Definition
The flight of a military aircraft maintaining a constant Above Ground Level (AGL) altitude above the terrain or the highest obstruction. The altitude of the aircraft will constantly change with the varying terrain and/or obstruction.
Plain English
Flying a military aircraft so that it stays the same height above the ground at all times. As hills, ridges, or obstacles rise and fall, the aircraft climbs and descends with them, keeping a steady distance above whatever is directly below.
Context Anchor
Seen in ATC and flight planning discussions involving low-level military operations.
Derivation
The aircraft 'follows' the terrain — its flight path traces the shape of the ground below rather than holding a fixed altitude above sea level.
Why Pilots Care
Allows safe low-level flight over varied topography while preserving terrain clearance and reducing detection risk in military or special-mission contexts.
Analogy
It is like driving over rolling hills while keeping the car the same distance above the road surface, rather than trying to stay at one height above sea level.
Intuition Check
Terrain following does not mean simply looking outside and avoiding hills.

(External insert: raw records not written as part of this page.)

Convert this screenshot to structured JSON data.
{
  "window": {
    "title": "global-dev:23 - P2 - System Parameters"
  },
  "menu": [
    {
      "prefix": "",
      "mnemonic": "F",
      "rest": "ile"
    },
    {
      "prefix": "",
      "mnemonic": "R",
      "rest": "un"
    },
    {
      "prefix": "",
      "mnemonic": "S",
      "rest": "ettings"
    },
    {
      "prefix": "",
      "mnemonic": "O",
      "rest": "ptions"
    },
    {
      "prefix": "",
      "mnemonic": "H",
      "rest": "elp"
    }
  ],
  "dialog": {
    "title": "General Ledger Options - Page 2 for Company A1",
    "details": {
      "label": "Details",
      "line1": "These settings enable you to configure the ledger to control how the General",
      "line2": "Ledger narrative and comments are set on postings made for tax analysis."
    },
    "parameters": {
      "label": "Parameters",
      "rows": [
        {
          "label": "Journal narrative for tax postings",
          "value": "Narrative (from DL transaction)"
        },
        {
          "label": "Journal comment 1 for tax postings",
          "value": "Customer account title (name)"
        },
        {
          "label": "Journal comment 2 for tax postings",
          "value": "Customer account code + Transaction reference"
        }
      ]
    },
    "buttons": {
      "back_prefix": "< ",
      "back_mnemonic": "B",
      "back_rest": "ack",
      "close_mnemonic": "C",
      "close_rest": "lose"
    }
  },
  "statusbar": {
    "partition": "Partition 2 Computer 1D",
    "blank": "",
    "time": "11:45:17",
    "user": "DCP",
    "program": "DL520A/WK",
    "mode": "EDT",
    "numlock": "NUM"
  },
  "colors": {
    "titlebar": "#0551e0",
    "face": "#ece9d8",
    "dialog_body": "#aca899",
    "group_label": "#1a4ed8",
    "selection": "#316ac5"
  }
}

It means intentionally flying a path that stays at a selected height above the ground as the ground rises and falls.
Example Sentence 1
The military flight was conducting terrain following along the published low-level route, holding 500 feet AGL across the ridges.
Example Sentence 2
During the low-level route, the aircraft used terrain following mode to stay below radar coverage while matching the valley floor.